As I Open My Eyes (Leyla Bouzid, France/Tunisia/Belgium/UAE,
2015)
A moving film set in the days leading up to the Tunisian
Revolution which started the Arab Spring, shown from the perspective of a teenage
girl crying out for change in her country. Baya Medhaffer gives a great
performance as Farah, who has the grades to become a doctor, but instead hopes
for a career in music. She sings for a protest band despite her mother’s wishes,
standing up to a regime only too willing to crush her for it. The film looks at
a whole country’s desperation through the lens of a single life. The music is a
real highlight. Highly recommended.
The Commune (Thomas Vinterberg, Denmark, 2016)
Set in the 1970s, the film follows architecture professor
Erik who inherits a house too large to live in with his small family, and so
invites a selection of friends and newcomers to share the house with him. Not
content to share his house, Erik begins to share himself with a pretty blonde
student. Trine Dyrholm is the highlight as Erik’s wife Anna, who puts on a
brave face and pretends this isn’t destroying her. Either an oddly-funny drama
or an oddly-depressing comedy, this seems like a step back to familiar
territory for Vinterberg after a quick dalliance with English-language literary
adaptations (which he is also rather good at) with Far From the Madding Crowd (2015). Recommended.
Paterson (Jim Jarmusch, USA/Germany, 2016)
Another one from Cannes, this is my new favourite Jim
Jarmusch film, and one of my favourite films of the year. Paterson is both the name of a city in New Jersey and the name of a
bus driver who lives there, played by a charmingly sedate Adam Driver.

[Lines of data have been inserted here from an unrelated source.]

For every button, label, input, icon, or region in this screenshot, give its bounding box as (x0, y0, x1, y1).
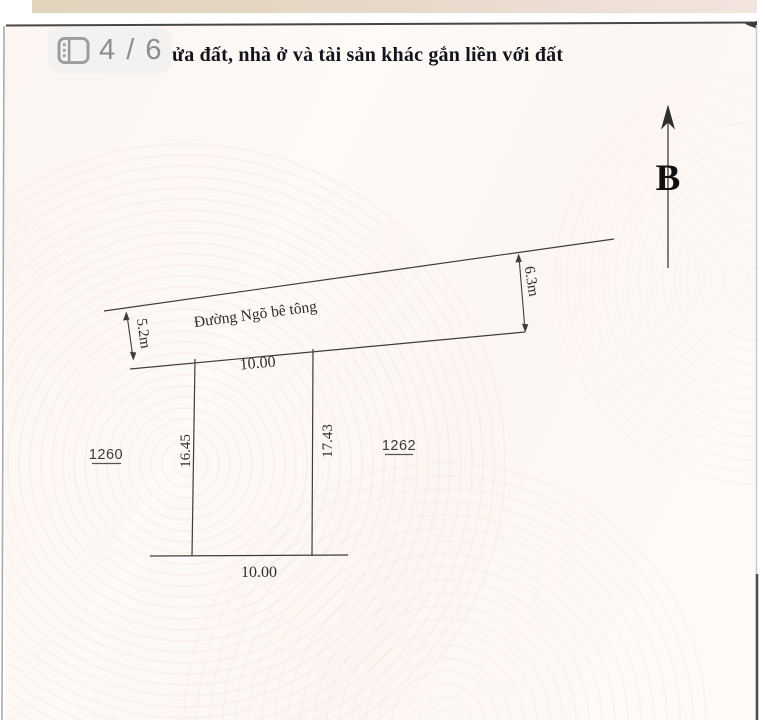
dim-side-left: 16.45 (178, 434, 194, 468)
arrowhead-icon (123, 312, 129, 321)
dim-frontage-bottom: 10.00 (241, 564, 277, 581)
cadastral-diagram: B 5.2m 6.3m Đường Ngõ bê tông 10.00 16.4… (0, 0, 765, 720)
plot-right-boundary (312, 349, 313, 556)
page-top-edge (6, 23, 753, 26)
page-left-edge (2, 26, 4, 720)
adjacent-plot-number-left: 1260 (89, 447, 123, 463)
compass-north-label: B (656, 158, 681, 199)
dim-line-road-left (127, 315, 133, 358)
dim-side-right: 17.43 (320, 424, 336, 458)
page-count-label: 4 / 6 (99, 34, 163, 67)
plot-bottom-boundary (150, 555, 348, 556)
viewer-screen: ửa đất, nhà ở và tài sản khác gắn liền v… (0, 0, 765, 720)
dim-frontage-top: 10.00 (239, 353, 276, 373)
road-south-boundary (130, 332, 525, 369)
road-name-label: Đường Ngõ bê tông (193, 298, 318, 331)
arrowhead-icon (130, 352, 136, 361)
thumbnails-icon (57, 36, 90, 65)
arrowhead-icon (515, 254, 521, 263)
dim-road-width-right: 6.3m (521, 265, 542, 298)
adjacent-plot-number-right: 1262 (382, 438, 416, 454)
dim-road-width-left: 5.2m (133, 317, 153, 350)
arrowhead-icon (522, 324, 528, 333)
page-indicator-pill[interactable]: 4 / 6 (48, 27, 172, 73)
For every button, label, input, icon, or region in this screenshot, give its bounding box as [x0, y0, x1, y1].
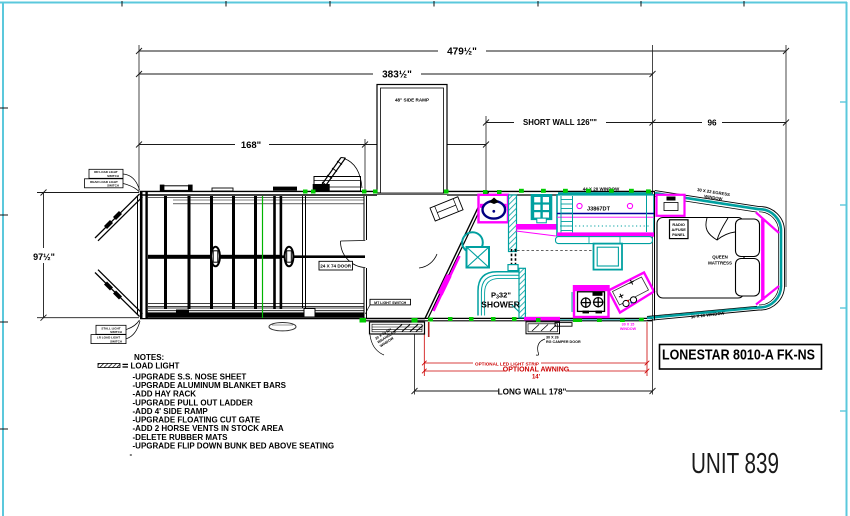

The film
shows us a week in Paterson’s life as he drives his route, writes freeform
poetry and spends time with his artistically-inclined girlfriend, his stubborn
dog and the regulars at the local bar. It’s a very structured film, and each
segment is so enjoyable that we look forward to the next time each location
comes around. Jarmusch’s characters are so pleasant to spend time with that
they don’t really need to do anything
to make it a great film. Highly recommended.
Graduation (Cristian Mungiu, Romania/France, 2016)
The lesser of Romania’s two Cannes competition entries is
still a solid film, following the now-familiar national filmic tradition of
mocking bureaucracy and corruption amongst the powerful. Well-respected doctor
Romeo (Adrian Titieni) drops his daughter Eliza (Maria-Victoria Dragus) off
near her school and goes to visit his mistress, only to learn Eliza was
sexually assaulted quickly after he left. Worried this will affect her during
her final exams, Romeo starts asking the interconnected higher-ups of the community
to pull strings for his daughter. This is an impressive examination of personal
morals in a world where it’s frighteningly easy to fall into corruption. It’s a
step down from Mungiu’s best work, but it’s still rather good. Recommended.